Which brings us back to McCloskey's second mistake. In the Stars & Stripes piece, she further writes:

"Like every combat veteran of the Iraq and Afghanistan wars, the former SEAL...is automatically eligible for five years of free healthcare through the Department of Veterans Affairs. But the story doesn't mention that."

Now McCloskey is wrong here (through no fault of her own as we noted above). We refer her to this paragraph deeper in the piece: "There is a Transition Assistance Program in the military, but it's largely remedial level, rote advice of marginal value: Wear a tie to interviews, not your Corfam (black shiny service) shoes. Try not to sneeze in anyone's coffee. There is also a program at MacDill Air Force Base designed to help Special Ops vets navigate various bureaucracies. And the VA does offer five years of benefits for specific service-related claims—but it's not comprehensive and it offers nothing for the Shooter's family."

And as for her use of the word "automatically", well, that is problematic, too, as there is nothing automatic about benefits from the VA. Sources from the VA tell us that only 40% of eligible veterans use the benefits, because, as was the case with the Shooter, they aren't aware the benefits exist. The same VA source lamented this fact and wondered why veterans aren't automatically enrolled, saying that "it would be a nice service for soldiers….if benefits were explained." As for the VA benefit itself, it is fairly liberal where it sets the "service-related claims" bar, but there are vagaries about what is covered and what isn't, what requires payment and what doesn't, illnesses versus accidents, etc. The same VA source said that for instance, "if a veteran had other insurance and [the claim] was non-service connected,the VA would not cover it. There are also a bunch of other stipulations that come into play that affect our ability to pay or not pay." And in the magazine's reporting on the subject, one thing has become clear - many veterans, veteran advocates, and VA officials we spoke with did not display a well-informed grasp of the benefit.

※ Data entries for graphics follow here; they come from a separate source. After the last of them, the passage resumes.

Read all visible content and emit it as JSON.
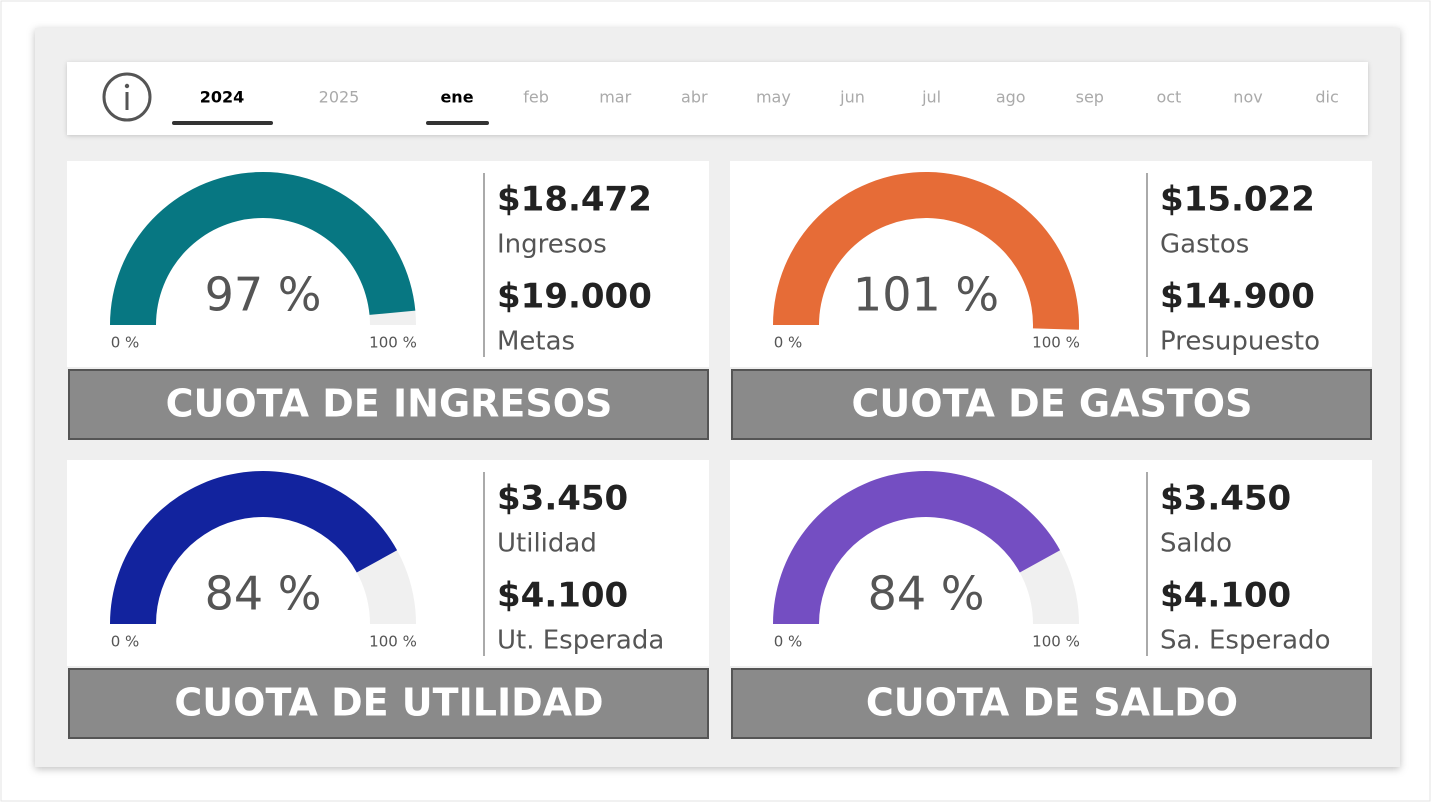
{
  "header": {
    "years": [
      {
        "label": "2024",
        "selected": true
      },
      {
        "label": "2025",
        "selected": false
      }
    ],
    "months": [
      {
        "label": "ene",
        "selected": true
      },
      {
        "label": "feb",
        "selected": false
      },
      {
        "label": "mar",
        "selected": false
      },
      {
        "label": "abr",
        "selected": false
      },
      {
        "label": "may",
        "selected": false
      },
      {
        "label": "jun",
        "selected": false
      },
      {
        "label": "jul",
        "selected": false
      },
      {
        "label": "ago",
        "selected": false
      },
      {
        "label": "sep",
        "selected": false
      },
      {
        "label": "oct",
        "selected": false
      },
      {
        "label": "nov",
        "selected": false
      },
      {
        "label": "dic",
        "selected": false
      }
    ]
  },
  "cards": [
    {
      "title": "CUOTA DE INGRESOS",
      "gauge": {
        "value": 97,
        "label": "97 %",
        "min": 0,
        "max": 100,
        "min_label": "0 %",
        "max_label": "100 %",
        "color": "#077782"
      },
      "actual": {
        "value": "$18.472",
        "label": "Ingresos"
      },
      "target": {
        "value": "$19.000",
        "label": "Metas"
      }
    },
    {
      "title": "CUOTA DE GASTOS",
      "gauge": {
        "value": 101,
        "label": "101 %",
        "min": 0,
        "max": 100,
        "min_label": "0 %",
        "max_label": "100 %",
        "color": "#e66c37"
      },
      "actual": {
        "value": "$15.022",
        "label": "Gastos"
      },
      "target": {
        "value": "$14.900",
        "label": "Presupuesto"
      }
    },
    {
      "title": "CUOTA DE UTILIDAD",
      "gauge": {
        "value": 84,
        "label": "84 %",
        "min": 0,
        "max": 100,
        "min_label": "0 %",
        "max_label": "100 %",
        "color": "#12239e"
      },
      "actual": {
        "value": "$3.450",
        "label": "Utilidad"
      },
      "target": {
        "value": "$4.100",
        "label": "Ut. Esperada"
      }
    },
    {
      "title": "CUOTA DE SALDO",
      "gauge": {
        "value": 84,
        "label": "84 %",
        "min": 0,
        "max": 100,
        "min_label": "0 %",
        "max_label": "100 %",
        "color": "#744ec2"
      },
      "actual": {
        "value": "$3.450",
        "label": "Saldo"
      },
      "target": {
        "value": "$4.100",
        "label": "Sa. Esperado"
      }
    }
  ]
}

And all of this is not even to mention the fact that should the Shooter, or any veteran, wish to make a disability claim to the VA, he'll be out of luck for the on-average nine months that it will take for the paperwork to go through.

So if there are people out there, journalists included, who think that the status quo is hunky dory, the government's approach to these extraordinary veterans is just right or even adequate, and who are too quick to incorrectly call another journalist's work "wrong" rather than doing their own work on the profound problems of returning veterans, then, as the cover of the magazine says, the man who killed Osama bin Laden truly is screwed.